March 22, 2008

Disappearing emails

While the White House has been making headlines lately for losing email, this morning's Ithaca Journal takes a look at the problems of email and government closer to home. I'm happy to see that our Supervisor and Town Clerk are now using email accounts specific to their positions at the Town, but there's a long way to go:

Providing all school board members with district e-mails will give constituents in some communities an additional option to directly contact their elected board members. In Dryden Central School District and Newfield Central School District, constituents will not be given the e-mails of their board members because the members use their private e-mails, clerks for both districts said. Providing board members with public e-mails would allow the e-mail addresses for board members to be provided to the community....

In the Towns of Dryden and Caroline, elected officials do not have publicly maintained and backed e-mail accounts, but their town boards have had discussions about how they can back up and maintain their e-mail correspondence....

"I think it would be a good idea," said David Makar, deputy supervisor for the Town of Dryden and the owner of a Web site design company.

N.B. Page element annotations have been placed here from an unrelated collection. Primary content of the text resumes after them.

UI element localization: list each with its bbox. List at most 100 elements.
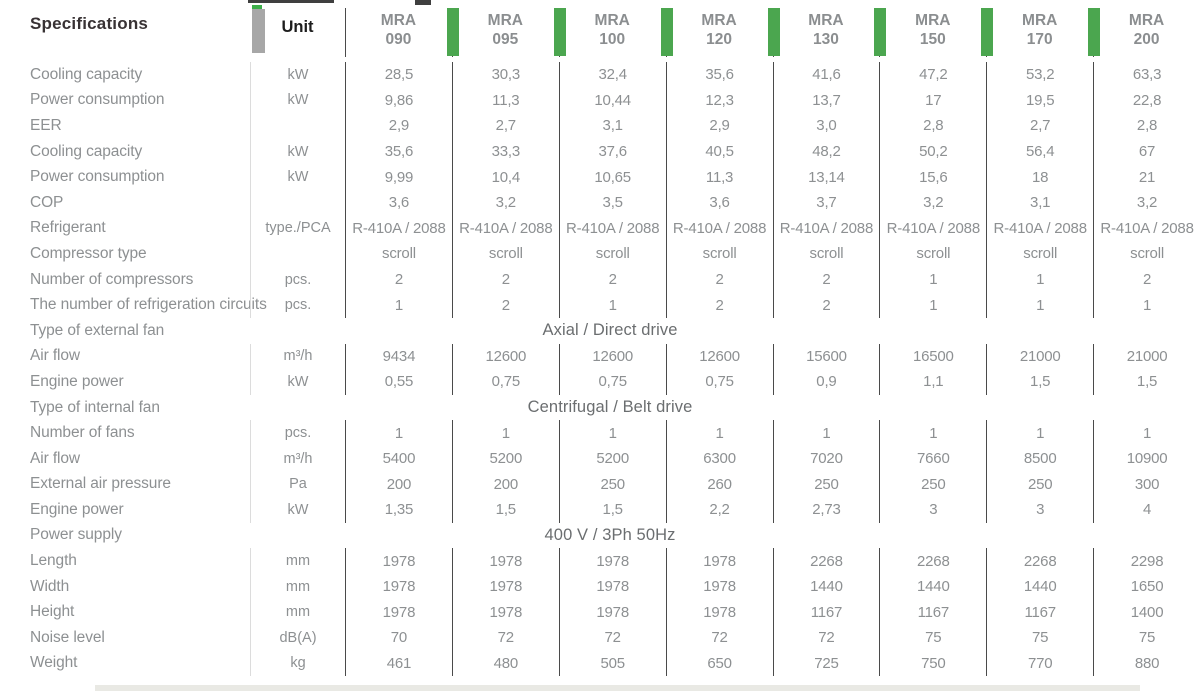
value-cell: 2,2 bbox=[665, 497, 773, 523]
value-cell: 1978 bbox=[451, 599, 559, 626]
value-cell: 2298 bbox=[1093, 548, 1200, 574]
value-cell: 650 bbox=[665, 650, 773, 677]
value-cell: scroll bbox=[558, 241, 666, 267]
table-row: Width mm 1978 1978 1978 1978 1440 1440 1440 1650 bbox=[0, 573, 1200, 600]
value-cell: scroll bbox=[772, 241, 880, 267]
value-cell: 2 bbox=[451, 266, 559, 293]
value-cell: 70 bbox=[345, 625, 452, 651]
value-cell: 16500 bbox=[879, 343, 986, 370]
value-cell: 21000 bbox=[986, 343, 1093, 370]
row-label: EER bbox=[30, 116, 62, 134]
value-cell: 2 bbox=[1093, 266, 1200, 293]
value-cell: 9,99 bbox=[345, 164, 452, 190]
value-cell: 880 bbox=[1093, 650, 1200, 677]
row-label: Air flow bbox=[30, 347, 81, 365]
value-cell: 1978 bbox=[665, 548, 773, 574]
row-label: Noise level bbox=[30, 628, 105, 646]
green-accent-bar bbox=[981, 8, 994, 56]
unit-cell: m³/h bbox=[250, 343, 345, 370]
model-number: 170 bbox=[1026, 31, 1053, 48]
value-cell: 2,73 bbox=[772, 497, 880, 523]
model-number: 095 bbox=[492, 31, 519, 48]
value-cell: 30,3 bbox=[451, 62, 559, 88]
row-label: Power consumption bbox=[30, 168, 165, 186]
value-cell: 9434 bbox=[345, 343, 452, 370]
value-cell: 2 bbox=[558, 266, 666, 293]
row-label: Engine power bbox=[30, 500, 124, 518]
value-cell: 75 bbox=[879, 625, 986, 651]
value-cell: R-410A / 2088 bbox=[345, 215, 452, 242]
value-cell: 15600 bbox=[772, 343, 880, 370]
table-row: Power supply 400 V / 3Ph 50Hz bbox=[0, 523, 1200, 549]
value-cell: 1 bbox=[986, 420, 1093, 446]
value-cell: 505 bbox=[558, 650, 666, 677]
value-cell: 56,4 bbox=[986, 138, 1093, 165]
row-label: Refrigerant bbox=[30, 219, 106, 237]
scrollbar-thumb[interactable] bbox=[252, 9, 265, 53]
value-cell: 6300 bbox=[665, 445, 773, 472]
model-number: 090 bbox=[385, 31, 412, 48]
unit-cell: Pa bbox=[250, 471, 345, 498]
unit-cell: m³/h bbox=[250, 445, 345, 472]
value-cell: 72 bbox=[558, 625, 666, 651]
table-row: Type of external fan Axial / Direct drive bbox=[0, 318, 1200, 344]
value-cell: 3,1 bbox=[986, 189, 1093, 216]
value-cell: 10900 bbox=[1093, 445, 1200, 472]
table-row: Compressor type scroll scroll scroll scroll s… bbox=[0, 241, 1200, 267]
value-cell: 1 bbox=[879, 292, 986, 318]
value-cell: 1 bbox=[879, 266, 986, 293]
model-brand: MRA bbox=[915, 12, 951, 29]
unit-cell: kW bbox=[250, 138, 345, 165]
model-number: 120 bbox=[706, 31, 732, 48]
value-cell: 2268 bbox=[986, 548, 1093, 574]
value-cell: scroll bbox=[665, 241, 773, 267]
row-label: Power supply bbox=[30, 526, 122, 544]
model-number: 100 bbox=[599, 31, 626, 48]
value-cell: 1978 bbox=[558, 599, 666, 626]
value-cell: 1 bbox=[558, 292, 666, 318]
value-cell: 1 bbox=[986, 292, 1093, 318]
value-cell: 3,7 bbox=[772, 189, 880, 216]
value-cell: 1167 bbox=[986, 599, 1093, 626]
value-cell: 1,35 bbox=[345, 497, 452, 523]
value-cell: 1,5 bbox=[451, 497, 559, 523]
spanning-value-cell: Axial / Direct drive bbox=[542, 321, 678, 340]
unit-cell: kW bbox=[250, 87, 345, 114]
value-cell: 250 bbox=[772, 471, 880, 498]
row-label: Height bbox=[30, 603, 75, 621]
model-header: MRA 130 bbox=[773, 0, 880, 62]
value-cell: 2,9 bbox=[345, 113, 452, 139]
model-header: MRA 095 bbox=[452, 0, 559, 62]
unit-cell bbox=[250, 113, 345, 139]
unit-cell: type./PCA bbox=[250, 215, 345, 242]
row-label: Power consumption bbox=[30, 91, 165, 109]
table-row: Power consumption kW 9,86 11,3 10,44 12,3 13,7… bbox=[0, 87, 1200, 114]
value-cell: 250 bbox=[558, 471, 666, 498]
unit-cell: kg bbox=[250, 650, 345, 677]
value-cell: 11,3 bbox=[451, 87, 559, 114]
model-number: 200 bbox=[1133, 31, 1160, 48]
value-cell: 1400 bbox=[1093, 599, 1200, 626]
value-cell: R-410A / 2088 bbox=[879, 215, 986, 242]
unit-cell: kW bbox=[250, 497, 345, 523]
model-brand: MRA bbox=[594, 12, 630, 29]
unit-cell: pcs. bbox=[250, 266, 345, 293]
row-label: Length bbox=[30, 552, 77, 570]
unit-cell bbox=[250, 189, 345, 216]
value-cell: R-410A / 2088 bbox=[772, 215, 880, 242]
value-cell: 8500 bbox=[986, 445, 1093, 472]
model-header: MRA 170 bbox=[986, 0, 1093, 62]
value-cell: 72 bbox=[665, 625, 773, 651]
table-row: Refrigerant type./PCA R-410A / 2088 R-410A … bbox=[0, 215, 1200, 242]
model-brand: MRA bbox=[1128, 12, 1165, 29]
value-cell: 3,1 bbox=[558, 113, 666, 139]
value-cell: 48,2 bbox=[772, 138, 880, 165]
table-row: Noise level dB(A) 70 72 72 72 72 75 75 75 bbox=[0, 625, 1200, 651]
table-row: The number of refrigeration circuits pcs.… bbox=[0, 292, 1200, 318]
value-cell: 1,5 bbox=[986, 369, 1093, 395]
green-accent-bar bbox=[767, 8, 780, 56]
table-row: Type of internal fan Centrifugal / Belt d… bbox=[0, 395, 1200, 421]
row-label: Weight bbox=[30, 654, 78, 672]
value-cell: 2 bbox=[665, 292, 773, 318]
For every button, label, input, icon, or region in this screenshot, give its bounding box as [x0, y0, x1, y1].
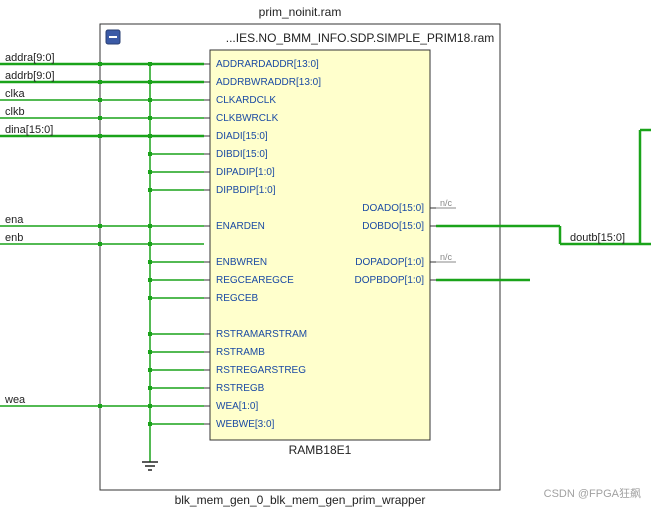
bottom-inner-label: RAMB18E1 — [289, 443, 352, 457]
junction-dot — [148, 260, 152, 264]
external-input-label: addrb[9:0] — [5, 70, 55, 82]
nc-label: n/c — [440, 252, 453, 262]
junction-dot — [148, 152, 152, 156]
watermark: CSDN @FPGA狂飙 — [544, 485, 641, 501]
inner-port-left: REGCEB — [216, 293, 259, 304]
inner-port-left: CLKARDCLK — [216, 95, 276, 106]
inner-port-left: RSTREGARSTREG — [216, 365, 306, 376]
inner-port-left: WEA[1:0] — [216, 401, 258, 412]
inner-port-left: WEBWE[3:0] — [216, 419, 275, 430]
external-input-label: wea — [4, 394, 26, 406]
inner-port-left: RSTRAMARSTRAM — [216, 329, 307, 340]
inner-port-left: ENBWREN — [216, 257, 267, 268]
junction-dot — [148, 386, 152, 390]
external-input-label: ena — [5, 214, 24, 226]
inner-port-right: DOADO[15:0] — [362, 203, 424, 214]
external-input-label: clkb — [5, 106, 25, 118]
external-input-label: enb — [5, 232, 23, 244]
external-input-label: clka — [5, 88, 25, 100]
junction-dot — [148, 188, 152, 192]
outer-title: prim_noinit.ram — [259, 5, 342, 19]
inner-title: ...IES.NO_BMM_INFO.SDP.SIMPLE_PRIM18.ram — [226, 31, 495, 45]
external-output-label: doutb[15:0] — [570, 232, 625, 244]
junction-dot — [148, 368, 152, 372]
junction-dot — [148, 422, 152, 426]
inner-port-left: ADDRARDADDR[13:0] — [216, 59, 319, 70]
inner-port-left: DIPBDIP[1:0] — [216, 185, 276, 196]
nc-label: n/c — [440, 198, 453, 208]
inner-port-right: DOPBDOP[1:0] — [355, 275, 425, 286]
junction-dot — [148, 170, 152, 174]
junction-dot — [148, 278, 152, 282]
inner-port-left: RSTREGB — [216, 383, 265, 394]
bottom-outer-label: blk_mem_gen_0_blk_mem_gen_prim_wrapper — [175, 493, 426, 507]
inner-port-left: DIADI[15:0] — [216, 131, 268, 142]
junction-dot — [148, 350, 152, 354]
inner-port-left: RSTRAMB — [216, 347, 265, 358]
inner-port-left: REGCEAREGCE — [216, 275, 294, 286]
inner-port-right: DOBDO[15:0] — [362, 221, 424, 232]
inner-port-left: DIBDI[15:0] — [216, 149, 268, 160]
external-input-label: dina[15:0] — [5, 124, 53, 136]
inner-port-left: CLKBWRCLK — [216, 113, 279, 124]
inner-port-left: ADDRBWRADDR[13:0] — [216, 77, 321, 88]
junction-dot — [148, 296, 152, 300]
inner-port-left: DIPADIP[1:0] — [216, 167, 275, 178]
junction-dot — [148, 332, 152, 336]
inner-box — [210, 50, 430, 440]
inner-port-right: DOPADOP[1:0] — [355, 257, 424, 268]
external-input-label: addra[9:0] — [5, 52, 55, 64]
inner-port-left: ENARDEN — [216, 221, 265, 232]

Makar also does computer consulting.

"It hasn't come up yet so we haven't had to deal with it," he said. "But as e-mail becomes not just a way to send out announcements or schedule meetings, but also a way to communicate with residents, I think it's important to be able to keep track of that."

Makar estimates that a small town could achieve off-site e-mail maintenance for 15 e-mail addresses for roughly $300 annually, plus a service fee for each time records needed to be retrieved. To achieve on-site publicly maintained records, a town could spend about $3,200 upfront for equipment and training and then about $1,300 annually for maintenance.

Whether or not it is worth it for a town to make the transition to public e-mails system depends on its size, Makar said. For some towns and villages, e-mail management is not a concern because their officials do not use e-mail to communicate about municipal business.

This reminds me, of course, that I need to set up backup for my own email. There's also an editorial on the need for improvement.

Posted by simon at March 22, 2008 11:50 AM in , ,
Note on photos

3 Comments

Wesley Sanders said:

I wonder why it would cost $300. Gmail for your domain offers unlimited user accounts with 2.7 GB of storage for free. It offers administrative panels and other features where it wouldn't be hard to retrieve records. It can be set up with an existing domain, so it doesn't have to be an @gmail.com address. It's off-site and backed up by Google's dependability.

KAZ said:

Since the state mandates that everyone must hold (and index, which isn't even mentioned in this article) emails, Paul suggests that the state centralize that and offer every public entity email addresses on their state system. Instantly funded mandate, plus significantly cheaper than having each municipality do its own thing.

Mary Ann said:

I just checked the "Town" file on my home computer. I have more than 7,000 emails and 600 downloaded attachments stored there from the two years before I had a dryden.ny.us address. Very few involve legal, fiscal or administrative information that's not archived elsewhere.

The simplest method I've found to be sure email is backed up on the town server is to include the town clerk in the distribution list of anything I know should be saved.